Posted in Gadgets, Geek Stuff, Linux

One Response to “Don’t Buy Netgear WG511 To Use With Linux”

  • JC says:

    Madwifi supports many Netgear 802.11g cards. They do support the Netgear WG511T.
    Madwifi has a huge list of wireless network cards that the madwifi driver supports,
    available at this link http://madwifi.org/wiki/Compatibility .

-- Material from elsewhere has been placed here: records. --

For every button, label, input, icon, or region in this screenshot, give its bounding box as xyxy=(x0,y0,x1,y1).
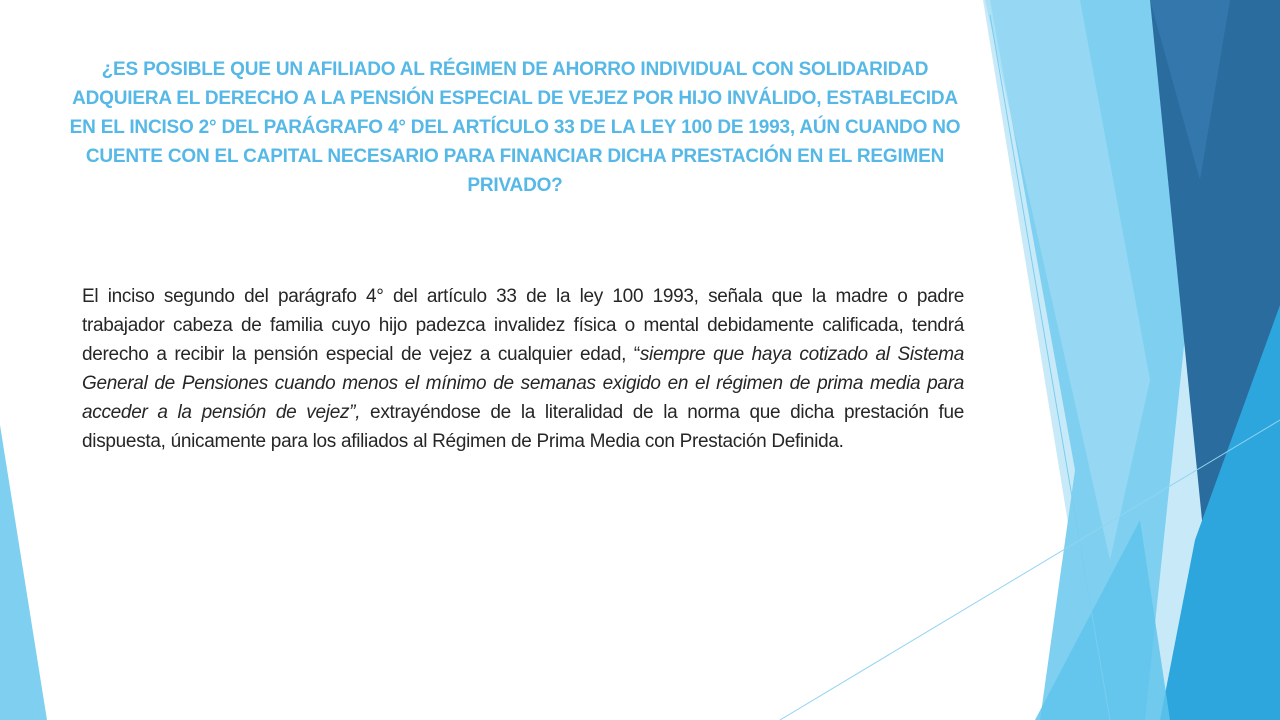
body-text-quote: siempre que haya cotizado al Sistema General de Pensiones cuando menos el mínimo de semanas exigido en el régimen de prima media para acceder a la pensión de vejez”, xyxy=(82,344,964,423)
body-text-outro: extrayéndose de la literalidad de la norma que dicha prestación fue dispuesta, únicamente para los afiliados al Régimen de Prima Media con Prestación Definida. xyxy=(82,402,965,452)
left-accent-shape xyxy=(0,425,47,720)
body-text-intro: El inciso segundo del parágrafo 4° del artículo 33 de la ley 100 1993, señala que la madre o padre trabajador cabeza de familia cuyo hijo padezca invalidez física o mental debidamente calificada, tendrá derecho a recibir la pensión especial de vejez a cualquier edad, “ xyxy=(82,286,964,365)
slide-title: ¿ES POSIBLE QUE UN AFILIADO AL RÉGIMEN DE AHORRO INDIVIDUAL CON SOLIDARIDAD ADQUIERA EL DERECHO A LA PENSIÓN ESPECIAL DE VEJEZ POR HIJO INVÁLIDO, ESTABLECIDA EN EL INCISO 2° DEL PARÁGRAFO 4° DEL ARTÍCULO 33 DE LA LEY 100 DE 1993, AÚN CUANDO NO CUENTE CON EL CAPITAL NECESARIO PARA FINANCIAR DICHA PRESTACIÓN EN EL REGIMEN PRIVADO? xyxy=(69,59,961,196)
body-paragraph xyxy=(82,282,964,456)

    I am somewhat in the same boat as you are, having problems getting my wpc54g version 1
    with the broadcom chipset to work on linux. I wasted so much time with NDIS wrapper and
    linuxant to find that my card was not so much of a problem but that the yenta_socket
    pcmcia driver for the TI PCI 1410 Cardbus controller has a hardware conflict with the
    specific chipset of my card. I figured this out when trying to put the card in my friend’s
    laptop to see that his machine running the same exact version of linux and the same kernel
    but on a different pcmcia cardbus controller immediately was able to detect the card while
    inserting it into the pcmcia slot on my laptop never showed any messages in dmesg,
    lspci, or kernel messages indicating any detection of the card. However, my laptop
    had no problems with detecting a different card, the wpc11 version 3 with prism chipset.

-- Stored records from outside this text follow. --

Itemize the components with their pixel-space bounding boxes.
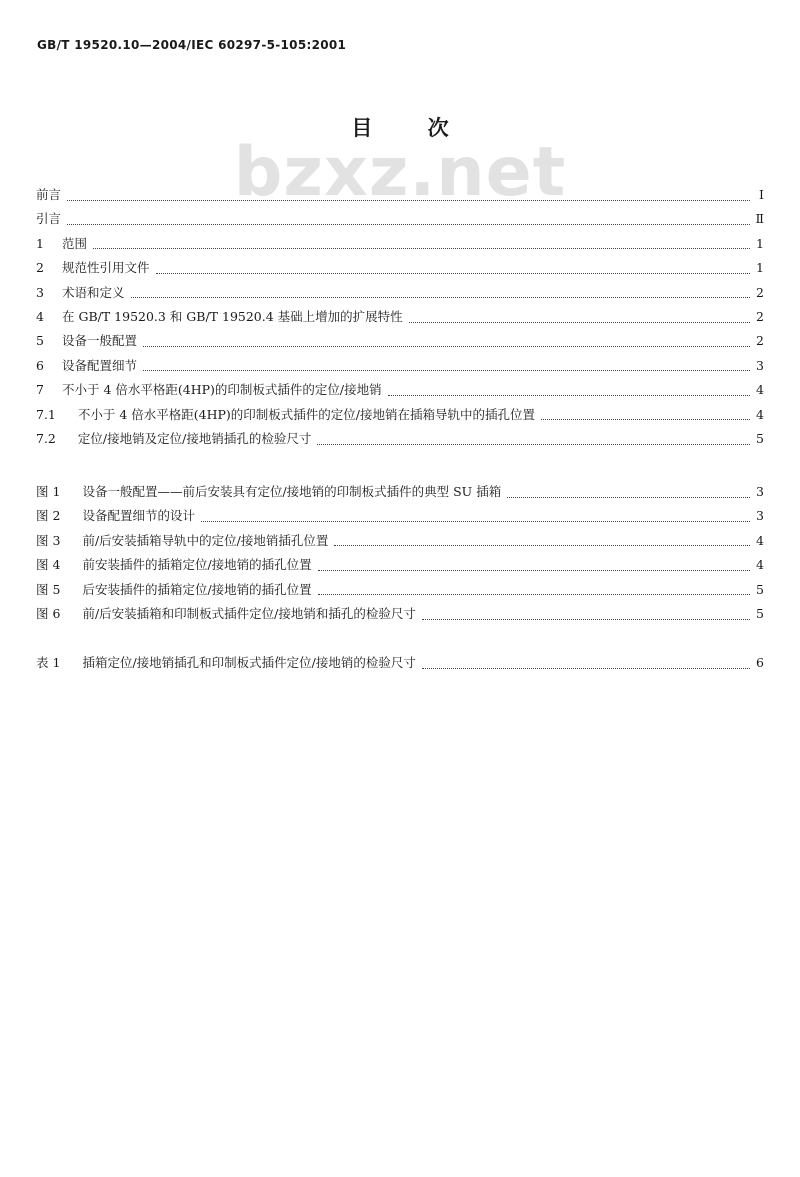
toc-page: 4 (756, 382, 764, 398)
toc-label: 不小于 4 倍水平格距(4HP)的印制板式插件的定位/接地销在插箱导轨中的插孔位置 (77, 406, 536, 422)
figure-label: 前/后安装插箱和印制板式插件定位/接地销和插孔的检验尺寸 (82, 605, 416, 621)
figure-entry-3[interactable] (36, 531, 764, 555)
toc-number: 2 (36, 260, 44, 276)
dot-leader (318, 570, 750, 571)
figure-page: 3 (756, 484, 764, 499)
table-label: 插箱定位/接地销插孔和印制板式插件定位/接地销的检验尺寸 (82, 655, 416, 670)
toc-number: 7.1 (36, 406, 56, 422)
dot-leader (334, 545, 750, 546)
toc-entry-4[interactable] (36, 307, 764, 331)
figure-label: 后安装插件的插箱定位/接地销的插孔位置 (82, 581, 312, 597)
figure-label: 前安装插件的插箱定位/接地销的插孔位置 (82, 557, 312, 573)
toc-sections (36, 185, 764, 453)
figure-entry-1[interactable] (36, 482, 764, 506)
dot-leader (422, 668, 750, 669)
figure-page: 4 (756, 557, 764, 573)
dot-leader (131, 297, 750, 298)
toc-entry-foreword[interactable] (36, 185, 764, 209)
toc-page: 4 (756, 406, 764, 422)
figure-number: 图 2 (36, 508, 61, 524)
figure-number: 图 1 (36, 484, 61, 499)
toc-label: 设备一般配置 (62, 333, 138, 349)
toc-label: 在 GB/T 19520.3 和 GB/T 19520.4 基础上增加的扩展特性 (62, 308, 403, 324)
figure-page: 5 (756, 605, 764, 621)
toc-page: 2 (756, 284, 764, 300)
table-number: 表 1 (36, 655, 61, 670)
toc-entry-1[interactable] (36, 234, 764, 258)
dot-leader (143, 370, 750, 371)
figure-entry-5[interactable] (36, 580, 764, 604)
toc-entry-7[interactable] (36, 380, 764, 404)
toc-page: 1 (756, 235, 764, 251)
toc-page: 2 (756, 308, 764, 324)
figure-entry-2[interactable] (36, 506, 764, 530)
toc-label: 引言 (36, 211, 62, 227)
toc-number: 1 (36, 235, 44, 251)
toc-page: 2 (756, 333, 764, 349)
figure-entry-4[interactable] (36, 555, 764, 579)
toc-number: 7.2 (36, 430, 56, 446)
toc-label: 不小于 4 倍水平格距(4HP)的印制板式插件的定位/接地销 (62, 382, 382, 398)
watermark: bzxz.net (233, 133, 567, 212)
standard-number: GB/T 19520.10—2004/IEC 60297-5-105:2001 (37, 38, 347, 52)
figure-number: 图 3 (36, 532, 61, 548)
toc-number: 6 (36, 357, 44, 373)
dot-leader (317, 444, 750, 445)
dot-leader (541, 419, 750, 420)
toc-entry-7-2[interactable] (36, 429, 764, 453)
figure-label: 设备配置细节的设计 (82, 508, 195, 524)
toc-label: 术语和定义 (62, 284, 125, 300)
figure-number: 图 6 (36, 605, 61, 621)
dot-leader (388, 395, 750, 396)
page-title: 目 次 (351, 116, 449, 140)
toc-page: 5 (756, 430, 764, 446)
dot-leader (507, 497, 750, 498)
table-entry-1[interactable] (36, 653, 764, 677)
dot-leader (318, 594, 750, 595)
toc-entry-introduction[interactable] (36, 209, 764, 233)
toc-entry-3[interactable] (36, 283, 764, 307)
figure-label: 设备一般配置——前后安装具有定位/接地销的印制板式插件的典型 SU 插箱 (82, 484, 502, 499)
toc-label: 设备配置细节 (62, 357, 138, 373)
toc-entry-2[interactable] (36, 258, 764, 282)
dot-leader (409, 322, 750, 323)
toc-page: Ⅰ (759, 187, 764, 202)
toc-figures (36, 482, 764, 628)
toc-label: 前言 (36, 187, 62, 202)
toc-number: 3 (36, 284, 44, 300)
toc-entry-7-1[interactable] (36, 405, 764, 429)
toc-number: 7 (36, 382, 44, 398)
figure-label: 前/后安装插箱导轨中的定位/接地销插孔位置 (82, 532, 329, 548)
toc-label: 定位/接地销及定位/接地销插孔的检验尺寸 (77, 430, 312, 446)
dot-leader (143, 346, 750, 347)
figure-page: 4 (756, 532, 764, 548)
toc-page: 1 (756, 260, 764, 276)
toc-label: 规范性引用文件 (62, 260, 150, 276)
toc-number: 5 (36, 333, 44, 349)
toc-tables (36, 653, 764, 677)
dot-leader (93, 248, 750, 249)
dot-leader (156, 273, 750, 274)
toc-number: 4 (36, 308, 44, 324)
figure-page: 5 (756, 581, 764, 597)
toc-entry-5[interactable] (36, 331, 764, 355)
dot-leader (422, 619, 750, 620)
table-page: 6 (756, 655, 764, 670)
figure-entry-6[interactable] (36, 604, 764, 628)
dot-leader (67, 200, 750, 201)
figure-number: 图 5 (36, 581, 61, 597)
toc-entry-6[interactable] (36, 356, 764, 380)
toc-page: Ⅱ (755, 211, 764, 227)
figure-number: 图 4 (36, 557, 61, 573)
toc-page: 3 (756, 357, 764, 373)
figure-page: 3 (756, 508, 764, 524)
dot-leader (67, 224, 749, 225)
dot-leader (201, 521, 750, 522)
toc-label: 范围 (62, 235, 88, 251)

    So after a few weeks of trying different linux distrobutions, different kernels, changing
    kernel parameters, and kernel hacking, I found that there was no problem with the card
    but the linux driver for an integrated piece of hardware on the motherboard of my laptop
    was the problem. There are 3 solutions in that case, buy a new laptop with a motherboard
    that has hardware with better linux support or buy a new wireless network card that is
    guaranteed to be supported by linux, and is known to work with the current pcmcia driver,
    or find a better driver for the pcmcia controller. The last option, in the case of a
    toshiba laptop, is just not going to happen, because toshiba does not offer linux support
    for the drivers of its laptops. Toshiba’s driver for the pci 1410 cardbus controller is
    only offered as an exe file, so it can only be opened and installed on windows.